Fall also predicted that America’s efforts in Vietnam would fail for the same reasons, and that the American military leadership wouldn’t learn a single thing from the French defeat.

Put simply, France lost Indochina because the French military, from top to bottom, was completely incapable of fighting counter-insurgent warfare. Like all Western militaries, the French expected to fight in big battles where their superior numbers and equipment would give them the advantage, a la World War II. Instead, the Viet Minh bled the French out over years through hit-and-run tactics, using the Vietnamese jungle and the people to their advantage. France’s generals could not adjust to this new reality, constantly seeking to lure the Viet Minh into a “set-piece battle” that never came.

This desperate search for the set-piece battle became an obsession of the successive French commanders-in-chief in Indochina until the end of the war. But Giap, the Communist commander, had made his mistake once, in 1951, against de Lattre, and he was not going to repeat it. In dozens of different engagements involving units from single regiments to more than two divisions, Giap preferred to sacrifice those parts of his units which were hopelessly trapped rather than let himself be “sucked” into the type of meat-grinder operation which the Americans could carry out so effectively against the “human wave” attacks of North Korean and Chinese Communists in Korea.

The set-piece battle had, in fact, become the credo of not only the French who were fighting the Indochina war but of the United States which, after 1952, had become more and more directly involved in its financial and often in its strategic aspects. The now-famous “Navarre Plan,” named after the unlucky French commander-in-chief in Indochina in 1953-54, provided, according to as authoritative a source as the late Secretary of State John Foster Dulles, that the French forces were to break “the organized body of Communist aggression by the end of the 1955 fighting season,” leaving the task of mopping up the remaining (presumably disorganized) guerrilla groups to the progressively stronger national armies of Cambodia, Laos, and Viet-Nam.

America never really got over Vietnam, and as a result, our own war-hawks keep spinning ridiculous theories as to why we got our asses kicked by a bunch of commies swatting mosquitoes in the jungle. “We were stabbed in the back by the liberal media!” “We won every battle!” Doesn’t matter. The purpose of sending troops to that shithole was to keep the Commies from taking over; the fact that the red star is flying over Saigon is all the proof we need to know we failed.

America lost the Vietnam War because we had no clue how to fight it. We lost Iraq and are losing Afghanistan because we’ve learned nothing from Vietnam.

“Street Without Joy” is the English translation of “La Rue Sans Joie,” the French nickname for a stretch of Route 1 in the Quang Tri province in central Vietnam, a vitally important road as it served as the primary land route connecting the northern and southern halves of the country.

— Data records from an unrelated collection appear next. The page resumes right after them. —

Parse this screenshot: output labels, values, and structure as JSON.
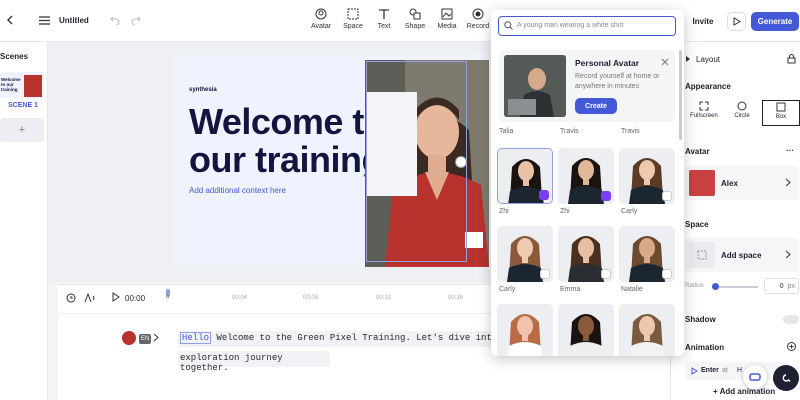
{
  "topbar": {
    "title": "Untitled",
    "tools": [
      {
        "label": "Avatar",
        "icon": "avatar-icon"
      },
      {
        "label": "Space",
        "icon": "space-icon"
      },
      {
        "label": "Text",
        "icon": "text-icon"
      },
      {
        "label": "Shape",
        "icon": "shape-icon"
      },
      {
        "label": "Media",
        "icon": "media-icon"
      },
      {
        "label": "Record",
        "icon": "record-icon"
      }
    ],
    "invite": "Invite",
    "generate": "Generate"
  },
  "scenes": {
    "header": "Scenes",
    "thumb_text": "Welcome to our training",
    "scene_label": "SCENE 1",
    "add": "+"
  },
  "slide": {
    "logo": "synthesia",
    "title_line1": "Welcome to",
    "title_line2": "our training",
    "subtitle": "Add additional context here"
  },
  "timeline": {
    "time": "00:00",
    "ticks": [
      "0",
      "00:04",
      "00:08",
      "00:12",
      "00:16"
    ],
    "lang": "EN",
    "script_highlight": "Hello",
    "script_line1": " Welcome to the Green Pixel Training. Let's dive into th",
    "script_line2": "exploration journey together."
  },
  "popup": {
    "search_placeholder": "A young man wearing a white shirt",
    "personal": {
      "title": "Personal Avatar",
      "desc": "Record yourself at home or anywhere in minutes",
      "create": "Create"
    },
    "top_names": [
      "Talia",
      "Travis",
      "Travis"
    ],
    "avatars": [
      {
        "name": "Zhi",
        "badge": true
      },
      {
        "name": "Zhi",
        "badge": true
      },
      {
        "name": "Carly",
        "badge": false
      },
      {
        "name": "Carly",
        "badge": false
      },
      {
        "name": "Emma",
        "badge": false
      },
      {
        "name": "Natalie",
        "badge": false
      },
      {
        "name": "",
        "badge": false
      },
      {
        "name": "",
        "badge": false
      },
      {
        "name": "",
        "badge": false
      }
    ]
  },
  "panel": {
    "layout": "Layout",
    "appearance": "Appearance",
    "modes": [
      "Fullscreen",
      "Circle",
      "Box"
    ],
    "avatar_header": "Avatar",
    "avatar_name": "Alex",
    "more": "···",
    "space_header": "Space",
    "add_space": "Add space",
    "radius_label": "Radius",
    "radius_value": "0",
    "radius_unit": "px",
    "shadow": "Shadow",
    "animation": "Animation",
    "enter_label": "Enter",
    "enter_at": "at",
    "enter_value": "H",
    "add_animation": "+ Add animation"
  },
  "colors": {
    "accent": "#4459d6",
    "purple": "#7a3ff2",
    "title": "#13153f"
  }
}
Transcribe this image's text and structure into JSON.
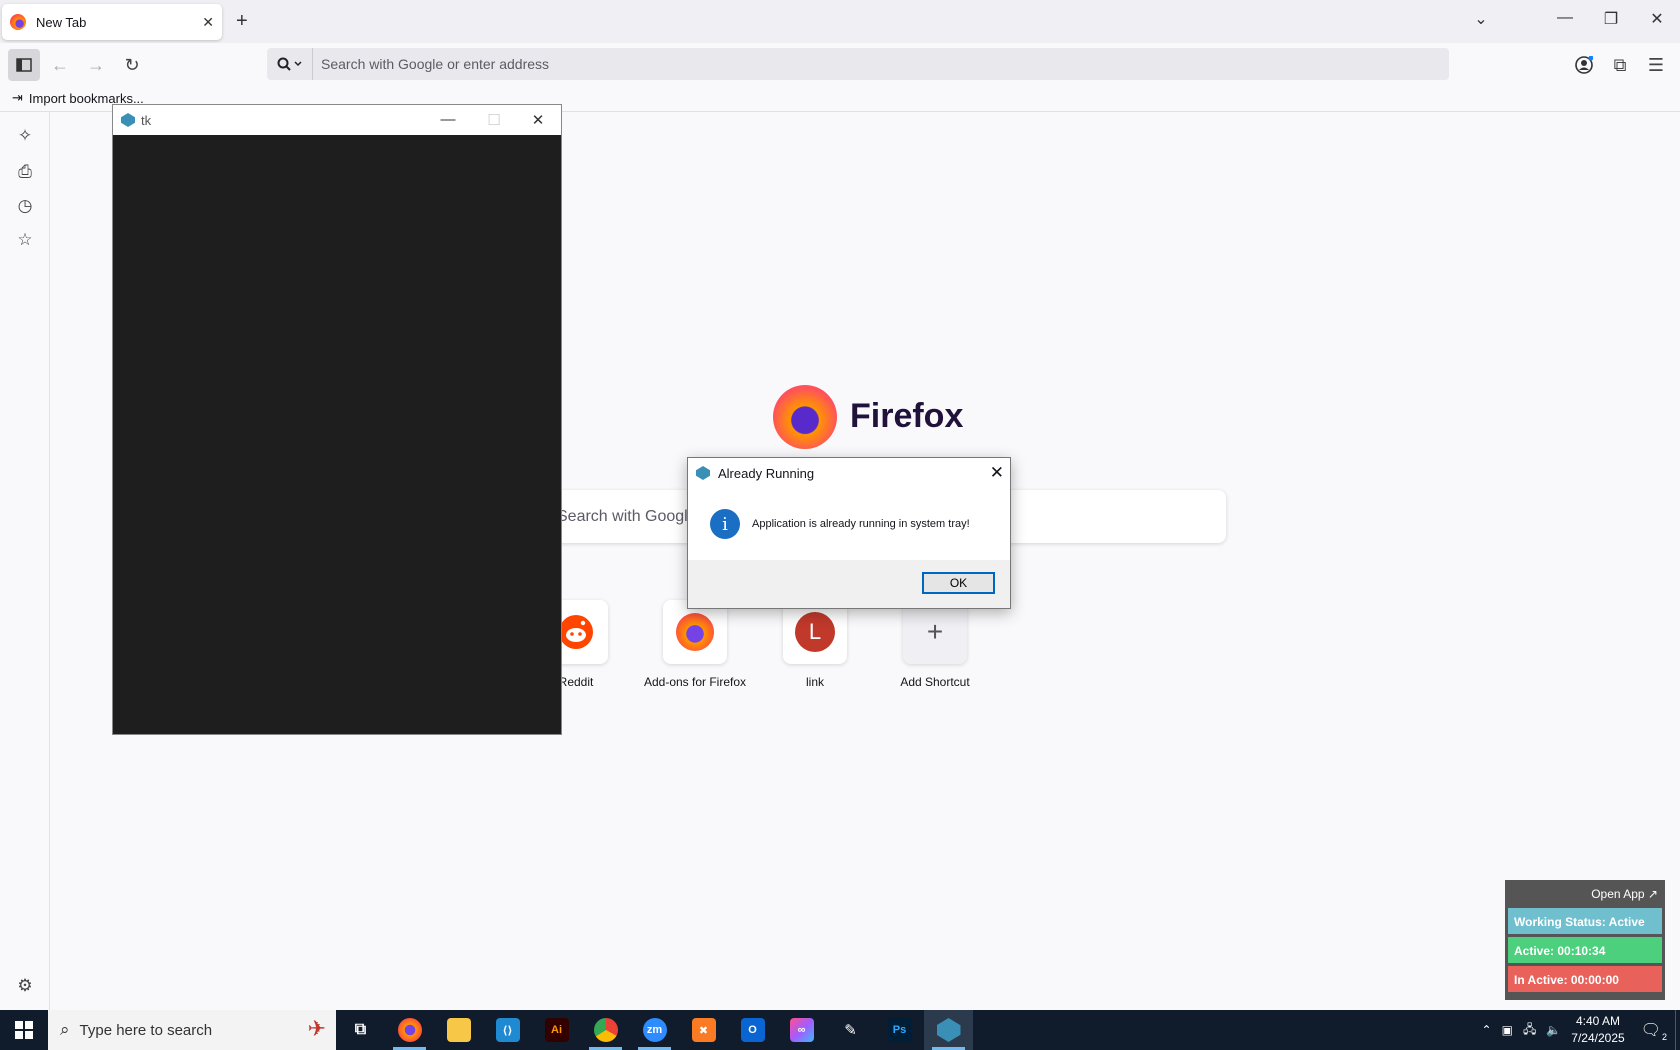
{
  "browser": {
    "tab_title": "New Tab",
    "url_placeholder": "Search with Google or enter address",
    "import_bookmarks": "Import bookmarks..."
  },
  "newtab": {
    "brand": "Firefox",
    "search_placeholder": "Search with Google",
    "shortcuts": [
      {
        "label": "Reddit"
      },
      {
        "label": "Add-ons for Firefox"
      },
      {
        "label": "link",
        "letter": "L"
      },
      {
        "label": "Add Shortcut"
      }
    ]
  },
  "tk_window": {
    "title": "tk"
  },
  "dialog": {
    "title": "Already Running",
    "message": "Application is already running in system tray!",
    "ok_label": "OK"
  },
  "tracker": {
    "open_app": "Open App ↗",
    "status": "Working Status: Active",
    "active": "Active: 00:10:34",
    "inactive": "In Active: 00:00:00",
    "colors": {
      "status": "#6fbfcf",
      "active": "#4cd07d",
      "inactive": "#e8615a"
    }
  },
  "taskbar": {
    "search_placeholder": "Type here to search",
    "time": "4:40 AM",
    "date": "7/24/2025",
    "notif_count": "2",
    "apps": [
      "task-view",
      "firefox",
      "file-explorer",
      "vscode",
      "illustrator",
      "chrome",
      "zoom",
      "xampp",
      "outlook",
      "creative-cloud",
      "pen-tool",
      "photoshop",
      "tk-app"
    ]
  }
}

Because of its significance, the Viet Minh frequently launched surprise attacks on French convoys traveling the road, holing up in various villages along the way.

During the Vietnam War, Quang Tri was the northernmost province of South Vietnam, and Route 1 once again became a major ambush point for the Viet Cong. It was on the Street Without Joy that Bernard Fall was killed in 1967 while embedded with the 4th Marine Regiment. Street Without Joy remains one of the most important history books of the 20th century. If you have any interest in war history, read it.